When operators of the relevant sorts are stacked up, any tends to mark wider scope than only the one of them with narrowest scope. For example, on its most natural interpretation,
If Tom didn’t find anything, he was disappointed
amounts to
If everything is such that Tom didn’t find it, he was disappointed
so the generalization has a scope wider than the negation but narrower than the conditional. The statement made when the generalization has widest scope can be expressed using any, but it has a different form:
If there is anything that Tom didn’t find, he was disappointed
We will look at the phrase there is in 8.1. For now, it is enough to note that it permits us to use the relative clause that Tom didn’t find. This clause serves grammatically to give any wider scope than the negation; and, as a result, the ability of any to assume a scope wider than some operator is held in reserve for the conditional.

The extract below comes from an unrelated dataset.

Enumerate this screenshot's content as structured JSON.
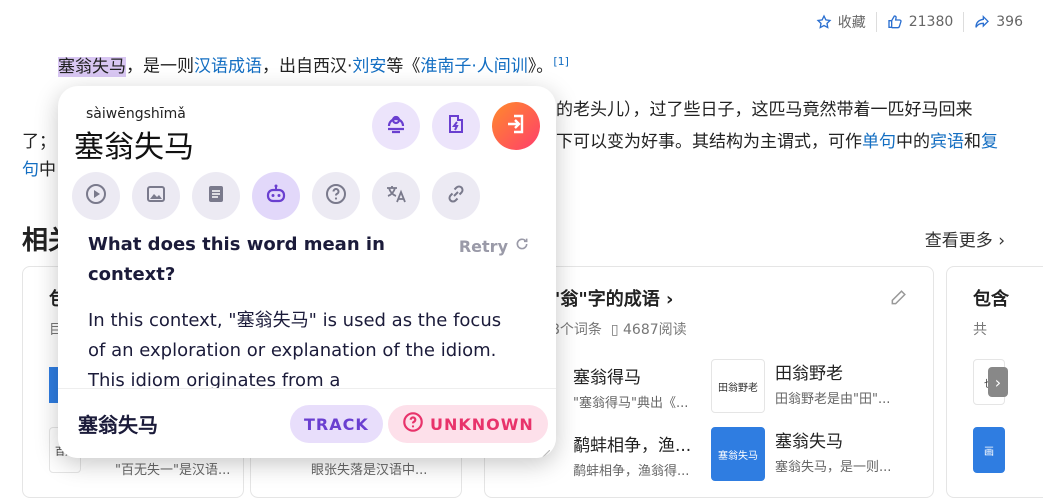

There are other cases where we cannot analyze a sentence containing any as a truth functional compound even if we replace any by some. For example, If Alex hears anything, he’ll tell us about it cannot be analyzed as a conditional because replacing the pronoun it by its antecedent would change the meaning; while it is not clear what claim is being made by If Alex hears anything, he’ll tell us about anything, it is clear that it differs in meaning from the original sentence—as does If Alex hears something, he’ll tell us about something. This means that we cannot get around the following analysis:
Everything is such that (if Alex hears it, he’ll tell us about it)
∀x (if Alex hears x, he’ll tell us about x)
∀x (Alex will hear x → Alex will tell us about x)
∀x (Hax → Tasx)
H: [ _ will hear _ ]; T: _ will tell _ about _ ; a: Alex; s: us
Notice that this form is the restatement using an unrestricted universal of the restricted universal quantification (∀x: Hax) Tasx. The latter symbolic form could turn up as the analysis of the sentence Alex will tell us about anything he hears, and this is a case where the word any cannot be replaced by some without changing the meaning (try it). In our original example, this replacement is possible (at least in colloquial speech), but it employs an exceptional use of some. The sentence we get—namely, If Alex hears something, he’ll tell us about it—is used to state a generalization, not to claim the existence of an example.